Qu’en pensait Lovecraft ?

Apparemment pas grand-chose, puisqu’il se contente de citer Le Fanu au milieu d’une brochette d’auteurs fantastiques anglais où l’on retrouve aussi des gens comme Stevenson.


Pourquoi c’est appeldecthulhien

Sir Bale n’a pas le réflexe de l’investigateur – filer dans les archives familiales, voir qui s’est noyé au juste et, après enquête, comprendre le pourquoi de la malédiction. Une fois en possession du pourquoi, un personnage de L’Appel de Cthulhu enchaîne généralement sur un comment, souvent « comment mettre un terme à la malédiction », beaucoup plus rarement « comment se barrer de là sans y laisser trop de plumes ».

Dans le cas de Sir Bale, cela impliquerait sûrement une virée sur Snakes Island, cette drôle de petite île au milieu du lac à laquelle sont rattachées tant de légendes, et une bonne vieille confrontation finale.

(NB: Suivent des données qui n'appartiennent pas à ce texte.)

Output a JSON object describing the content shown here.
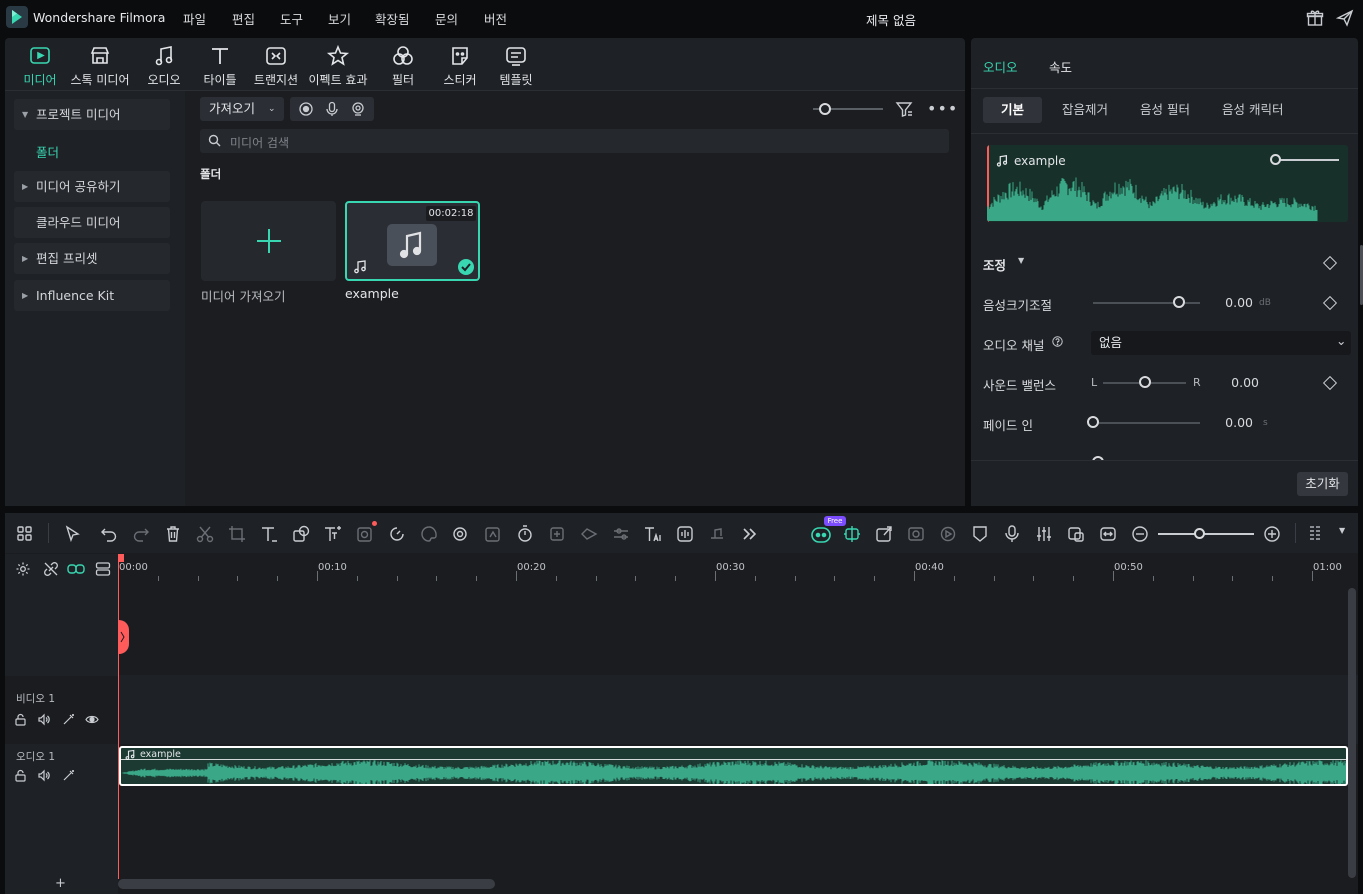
{
  "app": {
    "title": "Wondershare Filmora",
    "project_title": "제목 없음"
  },
  "menu": [
    "파일",
    "편집",
    "도구",
    "보기",
    "확장됨",
    "문의",
    "버전"
  ],
  "tool_tabs": [
    {
      "label": "미디어",
      "icon": "media-icon",
      "active": true
    },
    {
      "label": "스톡 미디어",
      "icon": "stock-media-icon"
    },
    {
      "label": "오디오",
      "icon": "music-note-icon"
    },
    {
      "label": "타이틀",
      "icon": "title-t-icon"
    },
    {
      "label": "트랜지션",
      "icon": "transition-icon"
    },
    {
      "label": "이펙트 효과",
      "icon": "effects-icon"
    },
    {
      "label": "필터",
      "icon": "filter-icon"
    },
    {
      "label": "스티커",
      "icon": "sticker-icon"
    },
    {
      "label": "템플릿",
      "icon": "template-icon"
    }
  ],
  "sidebar": {
    "items": [
      {
        "label": "프로젝트 미디어",
        "expanded": true
      },
      {
        "label": "폴더",
        "selected": true
      },
      {
        "label": "미디어 공유하기",
        "expanded": false
      },
      {
        "label": "클라우드 미디어"
      },
      {
        "label": "편집 프리셋",
        "expanded": false
      },
      {
        "label": "Influence Kit",
        "expanded": false
      }
    ]
  },
  "media": {
    "import_label": "가져오기",
    "search_placeholder": "미디어 검색",
    "folder_label": "폴더",
    "import_tile_label": "미디어 가져오기",
    "clip": {
      "name": "example",
      "duration": "00:02:18"
    }
  },
  "props": {
    "tabs": [
      {
        "label": "오디오",
        "active": true
      },
      {
        "label": "속도"
      }
    ],
    "subtabs": [
      {
        "label": "기본",
        "active": true
      },
      {
        "label": "잡음제거"
      },
      {
        "label": "음성 필터"
      },
      {
        "label": "음성 캐릭터"
      }
    ],
    "preview_name": "example",
    "section": "조정",
    "volume": {
      "label": "음성크기조절",
      "value": "0.00",
      "unit": "dB",
      "level": 0.8
    },
    "channel": {
      "label": "오디오 채널",
      "value": "없음"
    },
    "balance": {
      "label": "사운드 밸런스",
      "left": "L",
      "right": "R",
      "value": "0.00",
      "level": 0.5
    },
    "fade_in": {
      "label": "페이드 인",
      "value": "0.00",
      "unit": "s",
      "level": 0
    },
    "reset_label": "초기화"
  },
  "timeline": {
    "free_badge": "Free",
    "ticks": [
      "00:00",
      "00:10",
      "00:20",
      "00:30",
      "00:40",
      "00:50",
      "01:00"
    ],
    "tracks": [
      {
        "label": "비디오 1"
      },
      {
        "label": "오디오 1"
      }
    ],
    "audio_clip": "example",
    "add_label": "+"
  },
  "colors": {
    "accent": "#38d7b2",
    "wave": "#3aa787",
    "playhead": "#ff5b5b",
    "panel": "#1e2125"
  }
}
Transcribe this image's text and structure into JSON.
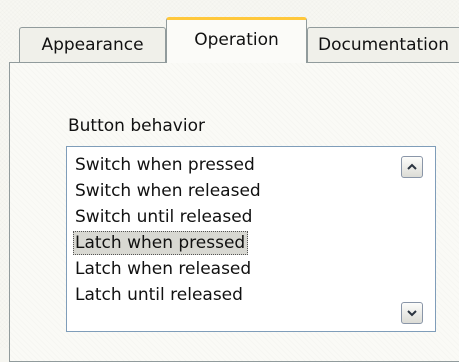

Rien de tel ici. En fait, j’ai rarement lu un roman aussi peu transposable en scénario de jeu de rôle. Certains moments, oui, certains incidents, sûrement, mais l’ensemble ? De l’eau et du brouillard, là où les joueurs réclament du solide, du concret, du nourrissant.


Bilan

Le Fanu a laissé une œuvre surabondante où se croisent romans historiques, journalisme, régionalisme irlandais et fantastique, dans laquelle on trouve des pépites… et des ouvrages mineurs, comme ce Hobereau maudit.

J’ai un souvenir lointain mais positif du Mystérieux locataire, également paru chez NéO. Je vais donc poursuivre l’enquête.